2) for the artix-7 (and some lattice chips) you supposedly can use OSS (https://github.com/SymbiFlow/prjxray). i haven't tried it yet but one problem i can foresee is that the OSS tools won't infer stuff like brams and dsp. in fact the symbiflow people (i think?) explicitly call this out as the part of the project that's a work in progress.

some useful links:

https://arxiv.org/abs/1903.10407

https://github.com/YosysHQ/nextpnr

https://www.rapidwright.io/


> and some lattice chips

Lattice has been by far the favorite of the FOSS community, but there's been more news:

- https://github.com/YosysHQ/apicula has appeared for Gowin FPGAs found on e.g. Sipeed Tang Nano boards (very cheap on AliExpress) - a vendor called QuickLogic made SoCs that only use the FOSS toolchain for the FPGA part, out of the box: https://www.quicklogic.com/products/soc/eos-s3-microcontroll...


>Lattice has been by far the favorite of the FOSS community

i'm interested in the OSS flows but i haven't dug in yet. so some questions (if you have experience): isn't it only for their ice40 chips? and how smooth is the flow from RTL to bitstream to deploy?

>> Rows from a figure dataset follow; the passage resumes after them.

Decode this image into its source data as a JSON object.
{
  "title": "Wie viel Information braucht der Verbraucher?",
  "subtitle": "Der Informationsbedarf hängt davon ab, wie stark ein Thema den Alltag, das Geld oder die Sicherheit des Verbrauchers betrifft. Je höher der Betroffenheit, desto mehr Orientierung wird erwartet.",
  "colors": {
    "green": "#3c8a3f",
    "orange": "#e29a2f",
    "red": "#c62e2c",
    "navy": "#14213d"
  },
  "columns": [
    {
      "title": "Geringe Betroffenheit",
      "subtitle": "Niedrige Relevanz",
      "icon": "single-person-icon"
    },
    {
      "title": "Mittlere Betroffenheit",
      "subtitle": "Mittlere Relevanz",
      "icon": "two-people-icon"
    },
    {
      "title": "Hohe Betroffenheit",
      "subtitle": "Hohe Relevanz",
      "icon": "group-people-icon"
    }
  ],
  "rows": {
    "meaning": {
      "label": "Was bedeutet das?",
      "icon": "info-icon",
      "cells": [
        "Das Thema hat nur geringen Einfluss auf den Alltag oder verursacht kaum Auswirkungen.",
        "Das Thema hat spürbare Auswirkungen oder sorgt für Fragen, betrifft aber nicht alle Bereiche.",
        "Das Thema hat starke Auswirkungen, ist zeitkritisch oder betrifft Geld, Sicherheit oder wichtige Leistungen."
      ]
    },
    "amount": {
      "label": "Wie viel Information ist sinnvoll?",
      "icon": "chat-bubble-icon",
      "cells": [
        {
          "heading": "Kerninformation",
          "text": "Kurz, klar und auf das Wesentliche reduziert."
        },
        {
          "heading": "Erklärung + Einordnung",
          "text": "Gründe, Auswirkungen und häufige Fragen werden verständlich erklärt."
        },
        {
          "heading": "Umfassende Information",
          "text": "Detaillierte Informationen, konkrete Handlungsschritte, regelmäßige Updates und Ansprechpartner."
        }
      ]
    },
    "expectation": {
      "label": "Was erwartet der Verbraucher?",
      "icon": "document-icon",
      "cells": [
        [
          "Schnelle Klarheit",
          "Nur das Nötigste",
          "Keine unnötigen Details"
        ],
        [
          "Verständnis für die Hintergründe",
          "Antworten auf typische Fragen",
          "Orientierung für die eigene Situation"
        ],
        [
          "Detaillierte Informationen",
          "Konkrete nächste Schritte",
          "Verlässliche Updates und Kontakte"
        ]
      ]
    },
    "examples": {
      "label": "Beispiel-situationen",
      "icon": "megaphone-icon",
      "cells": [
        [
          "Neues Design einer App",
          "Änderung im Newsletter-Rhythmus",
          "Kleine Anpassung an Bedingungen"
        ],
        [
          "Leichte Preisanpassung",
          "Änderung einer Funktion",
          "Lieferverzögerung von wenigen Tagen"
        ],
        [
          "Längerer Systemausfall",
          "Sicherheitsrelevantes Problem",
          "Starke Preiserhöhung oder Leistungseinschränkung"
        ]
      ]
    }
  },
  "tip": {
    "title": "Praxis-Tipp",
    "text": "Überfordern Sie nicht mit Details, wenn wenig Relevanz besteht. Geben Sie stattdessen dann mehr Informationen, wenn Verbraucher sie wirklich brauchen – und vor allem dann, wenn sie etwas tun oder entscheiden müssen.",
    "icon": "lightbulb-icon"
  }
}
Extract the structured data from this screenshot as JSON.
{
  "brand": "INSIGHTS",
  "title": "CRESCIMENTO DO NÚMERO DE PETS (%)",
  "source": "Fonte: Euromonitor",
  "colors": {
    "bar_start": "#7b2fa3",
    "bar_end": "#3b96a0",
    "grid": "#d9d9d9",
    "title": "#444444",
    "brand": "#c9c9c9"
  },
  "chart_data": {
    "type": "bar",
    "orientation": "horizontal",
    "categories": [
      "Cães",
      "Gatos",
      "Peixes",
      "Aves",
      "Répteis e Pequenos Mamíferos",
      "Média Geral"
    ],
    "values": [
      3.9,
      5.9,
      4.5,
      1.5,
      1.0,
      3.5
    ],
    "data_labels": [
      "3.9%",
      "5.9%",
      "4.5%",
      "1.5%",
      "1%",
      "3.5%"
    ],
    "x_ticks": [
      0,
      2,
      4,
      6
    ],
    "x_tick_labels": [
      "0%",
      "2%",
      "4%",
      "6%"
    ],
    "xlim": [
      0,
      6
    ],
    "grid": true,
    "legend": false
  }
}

one hesitation i have with jumping in is that i'm working on accelerator type stuff, so my designs typically need on the other of 30k-50k LUTs. will yosys+nextpnr let me deploy such a design to some chip?


I don't have that much experience (don't really have many use cases for FPGAs personally tbh) but:

Icestorm is for iCE40, Trellis is for ECP5 (which comes in variants up to 85k LUTs);

the flow is simple enough to do manually but there are things that make it one-click. This tutorial series https://youtube.com/playlist?list=PLEBQazB0HUyT1WmMONxRZn9Nm... uses one.

As for handling really big designs, I don't know.


I was productive using the previous generation Xilinx toolchain (ISE) within a few months of starting from scratch. I had hobbyist electronics experience but other than that was coming from a pure software background.